Four decades ago, in a landmark Public Interest article titled ‘Public Goods and Private Status’, Joseph Monsen and Anthony Downs took up the question of why American society was, in the phrase coined by John Kenneth Galbraith, ‘privately rich but publicly poor’.footnote1 The authors were not convinced by what they took to be the received explanation at the time: the ‘clever and nefarious advertising techniques’ used by large corporations to manipulate consumers, so that they would ‘buy private goods and services they do not relatively need or want’. Instead, Monsen and Downs suggested ‘a more fundamental factor’ was at work, accounting for the differential allocation of goods between the public and private sectors: a ‘desire’ on the part of consumers ‘for emulation and differentiation’, driving them ‘to create visible distinctions between large groups and classes, and, within such groups, more subtle distinctions of individuality’. Drawing on Veblen’s notion of conspicuous consumption in The Theory of the Leisure Class, as well as 1960s explanations of status-seeking consumer behaviour in American society, Monsen and Downs described this desire as ‘an intrinsic part of man’s character, evident to at least some degrees in all societies, past and present’—‘so fundamental that it can be considered a “law” of human nature.’

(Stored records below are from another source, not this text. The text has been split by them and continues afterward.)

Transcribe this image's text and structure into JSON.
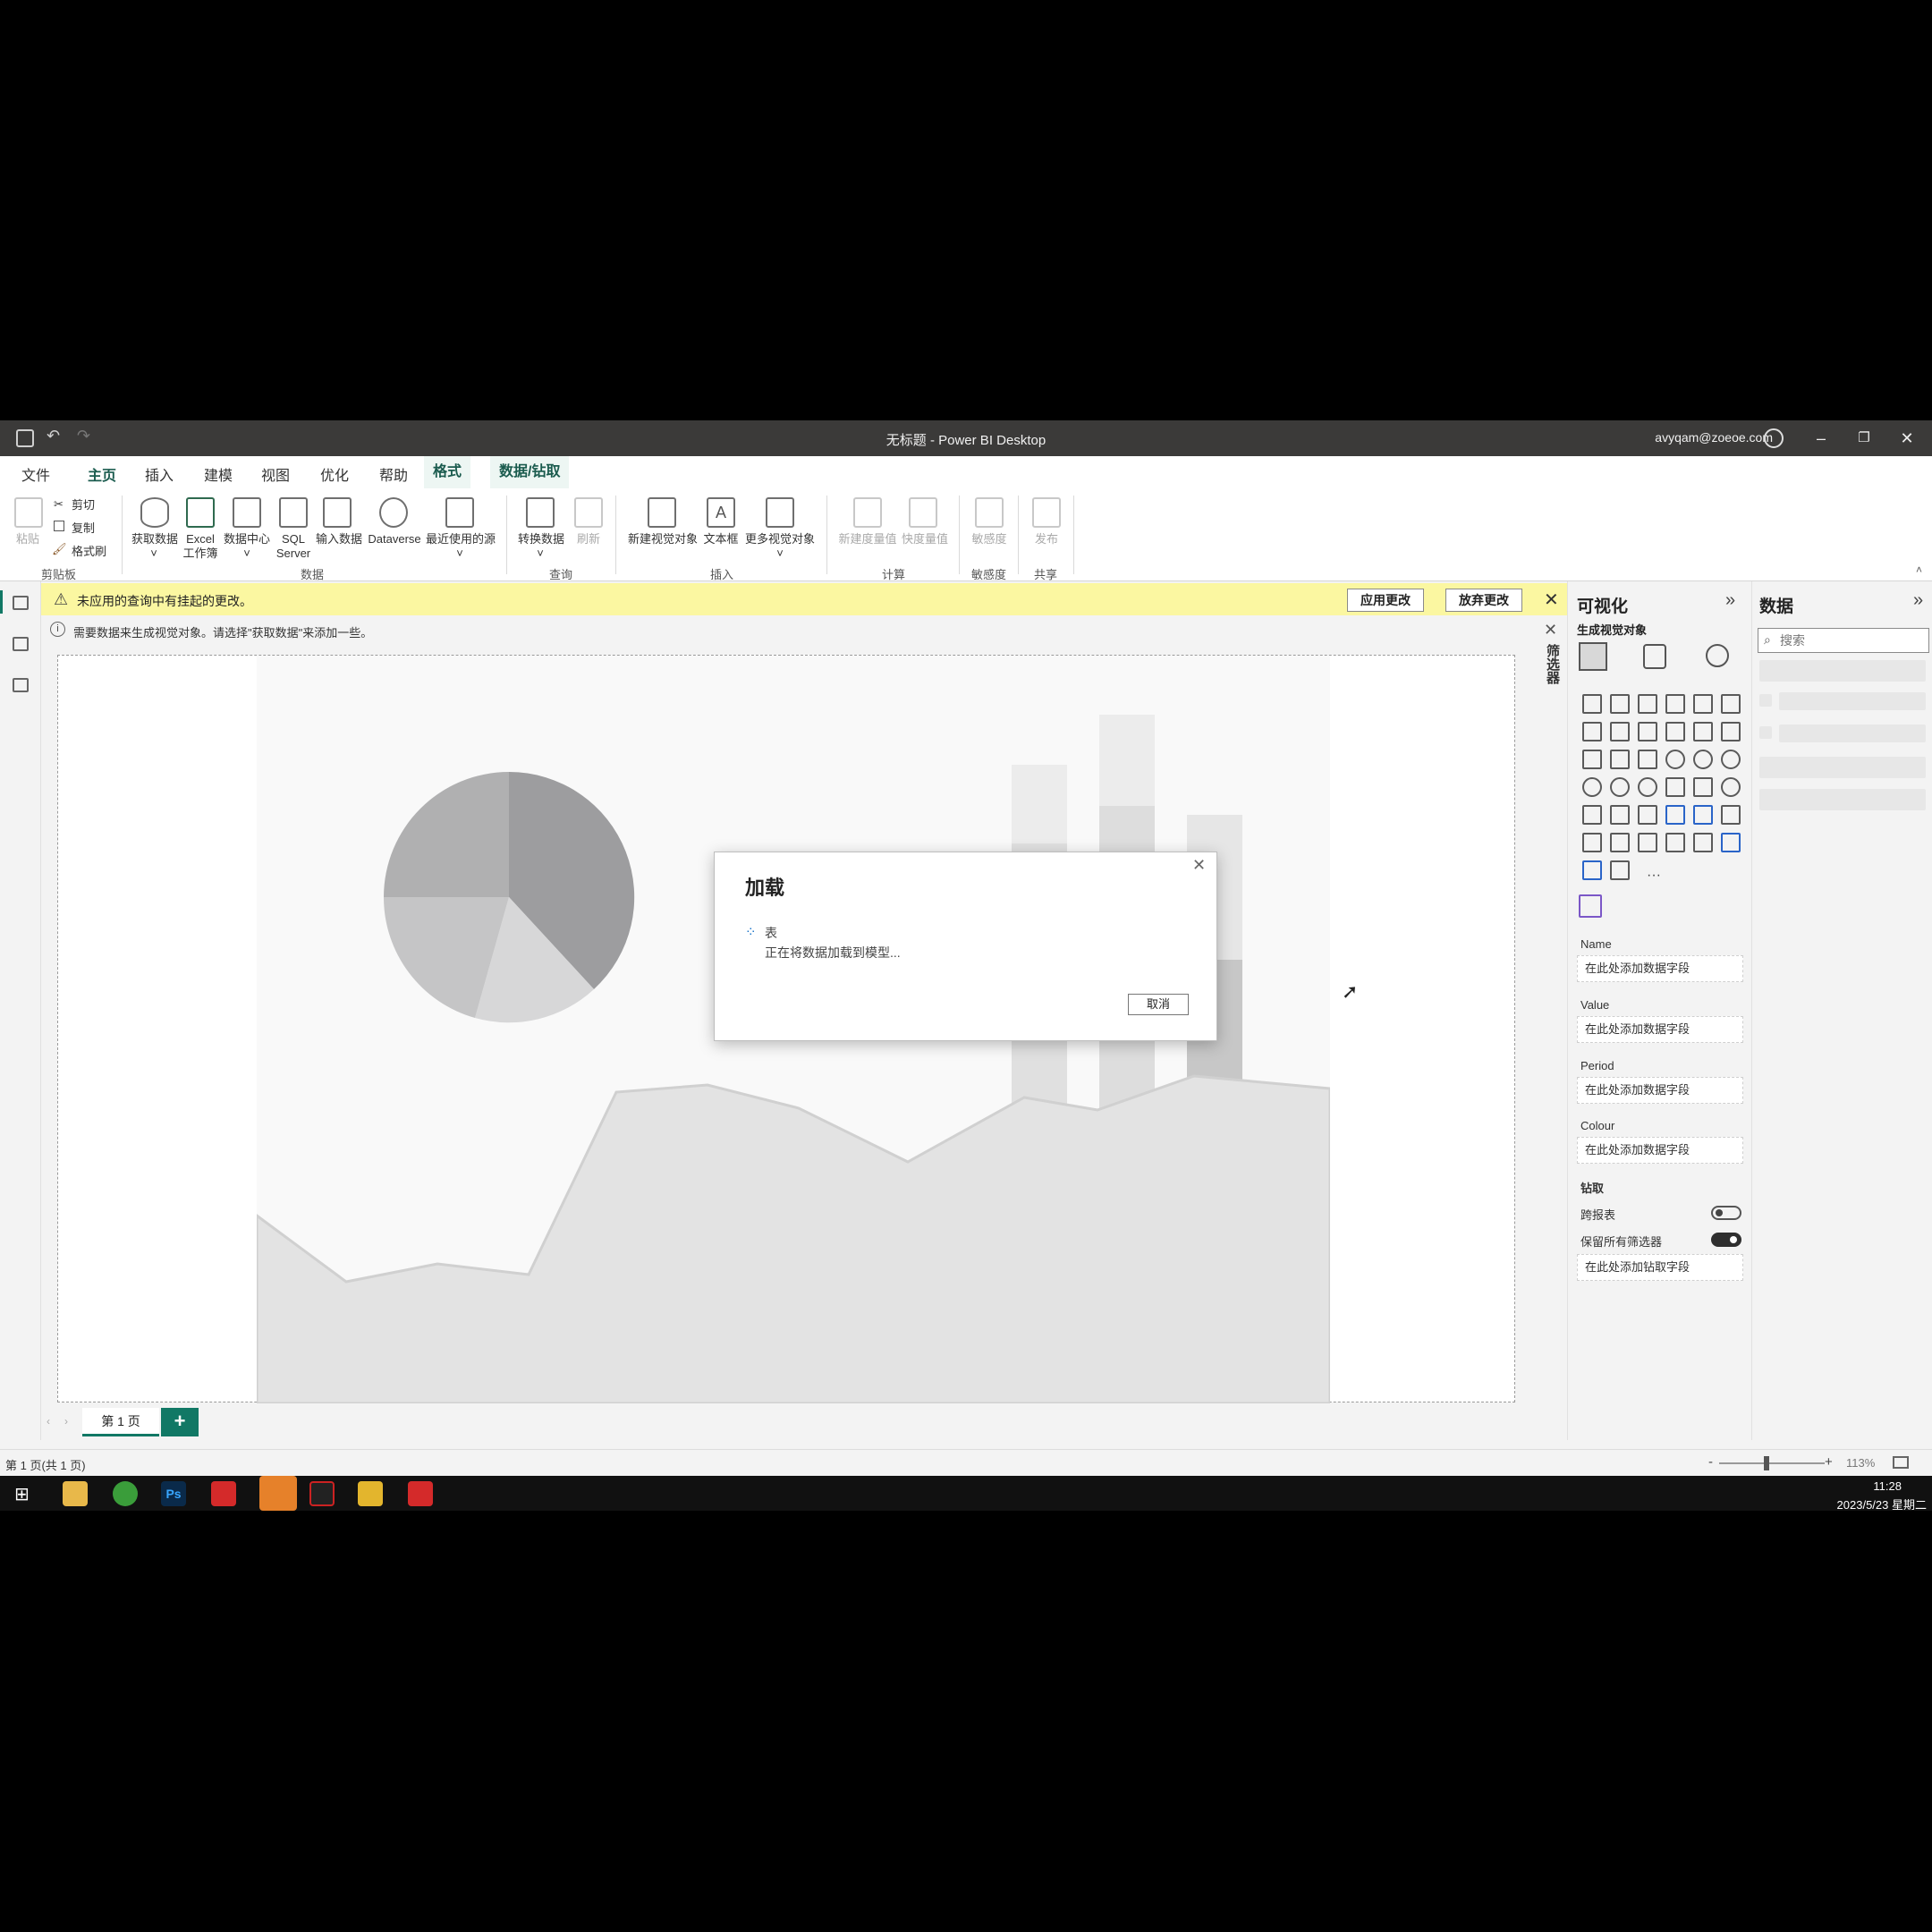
{
  "window": {
    "title": "无标题 - Power BI Desktop",
    "user": "avyqam@zoeoe.com",
    "minimize": "–",
    "restore": "❐",
    "close": "✕"
  },
  "menu": {
    "tabs": [
      {
        "label": "文件"
      },
      {
        "label": "主页"
      },
      {
        "label": "插入"
      },
      {
        "label": "建模"
      },
      {
        "label": "视图"
      },
      {
        "label": "优化"
      },
      {
        "label": "帮助"
      },
      {
        "label": "格式"
      },
      {
        "label": "数据/钻取"
      }
    ]
  },
  "ribbon": {
    "paste": "粘贴",
    "cut": "剪切",
    "copy": "复制",
    "format_painter": "格式刷",
    "clipboard_group": "剪贴板",
    "get_data": "获取数据",
    "excel_1": "Excel",
    "excel_2": "工作簿",
    "data_hub": "数据中心",
    "sql_1": "SQL",
    "sql_2": "Server",
    "enter_data": "输入数据",
    "dataverse": "Dataverse",
    "recent_sources": "最近使用的源",
    "data_group": "数据",
    "transform": "转换数据",
    "refresh": "刷新",
    "query_group": "查询",
    "new_visual": "新建视觉对象",
    "textbox": "文本框",
    "more_visuals": "更多视觉对象",
    "insert_group": "插入",
    "new_measure": "新建度量值",
    "quick_measure": "快度量值",
    "calc_group": "计算",
    "sensitivity": "敏感度",
    "sensitivity_group": "敏感度",
    "publish": "发布",
    "share_group": "共享"
  },
  "notification": {
    "message": "未应用的查询中有挂起的更改。",
    "apply": "应用更改",
    "discard": "放弃更改"
  },
  "info_bar": {
    "message": "需要数据来生成视觉对象。请选择\"获取数据\"来添加一些。"
  },
  "filters_label": "筛选器",
  "viz_pane": {
    "title": "可视化",
    "build_visual": "生成视觉对象",
    "more": "···",
    "wells": [
      {
        "label": "Name",
        "placeholder": "在此处添加数据字段"
      },
      {
        "label": "Value",
        "placeholder": "在此处添加数据字段"
      },
      {
        "label": "Period",
        "placeholder": "在此处添加数据字段"
      },
      {
        "label": "Colour",
        "placeholder": "在此处添加数据字段"
      }
    ],
    "drill_title": "钻取",
    "cross_report": "跨报表",
    "keep_filters": "保留所有筛选器",
    "drill_placeholder": "在此处添加钻取字段"
  },
  "data_pane": {
    "title": "数据",
    "search_placeholder": "搜索"
  },
  "dialog": {
    "title": "加载",
    "item": "表",
    "status": "正在将数据加载到模型...",
    "cancel": "取消"
  },
  "pages": {
    "tab1": "第 1 页",
    "add": "+"
  },
  "status": {
    "page_info": "第 1 页(共 1 页)",
    "zoom": "113%",
    "zoom_fraction": 0.45
  },
  "taskbar": {
    "time": "11:28",
    "date": "2023/5/23 星期二"
  }
}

Why should this ‘law of consumer differentiation’, conceived as something close to an anthropological constant, affect the relative allocation of resources between the private and the public spheres of a modern political economy? The central point of Monsen and Downs’s argument is that what they call ‘government goods’—those produced or distributed by public authorities—are ‘designed with an eye to uniformity’. The standardization of army rifles is the most evident case in point:

Such goods are easier to produce and administer by the bureaucracy, and they accord with the ideal of equality which underlies the distribution of government goods. But by that very nature, such goods cannot be used easily for status differentiation which is a major function of most goods in advanced industrial societies.

In what follows, I shall make use of Monsen and Downs’s productive distinction between these two modes of provision, with inherent capacities favouring different kinds of goods: one mode is public and collective, administered by state authorities; the other is private and individual, mediated by commercial markets. But rather than comparing the two modes synchronically, or examining them within the eternal property space of economic anthropology, I will take a longitudinal view on the development of their mutual relationship. Moreover, instead of anchoring product diversification in a timeless human disposition towards status-seeking, I will relate it to a particular mode of utility maximization favoured in the transition from a need-supplying to a want-supplying economy, from sellers’ to buyers’ markets, and from poor to saturated to affluent societies, which was getting underway around the time (1971) that Monsen and Downs’s article appeared. In this sense, I will suggest a return to the ‘institutionalist’ explanation for the starvation of the public sphere, which Monsen and Downs rejected in favour of their human-nature theory.

The late 1960s and early 70s were, we now know, a watershed in the history of post-war democratic capitalism. It has become customary to speak of the crisis and eventual collapse of a more-or-less coherent, international production and consumption regime which, having sustained unprecedented economic growth during the trente glorieuses, began to be referred to summarily as Fordism. Today what is most often remembered about its demise may be the worldwide wave of labour militancy at the end of the 1960s, and with it the refusal of growing sections of the working class to subject themselves to the discipline of Taylorist factories, together with claims for shorter hours, better pay and politically guaranteed rights of citizenship in employment.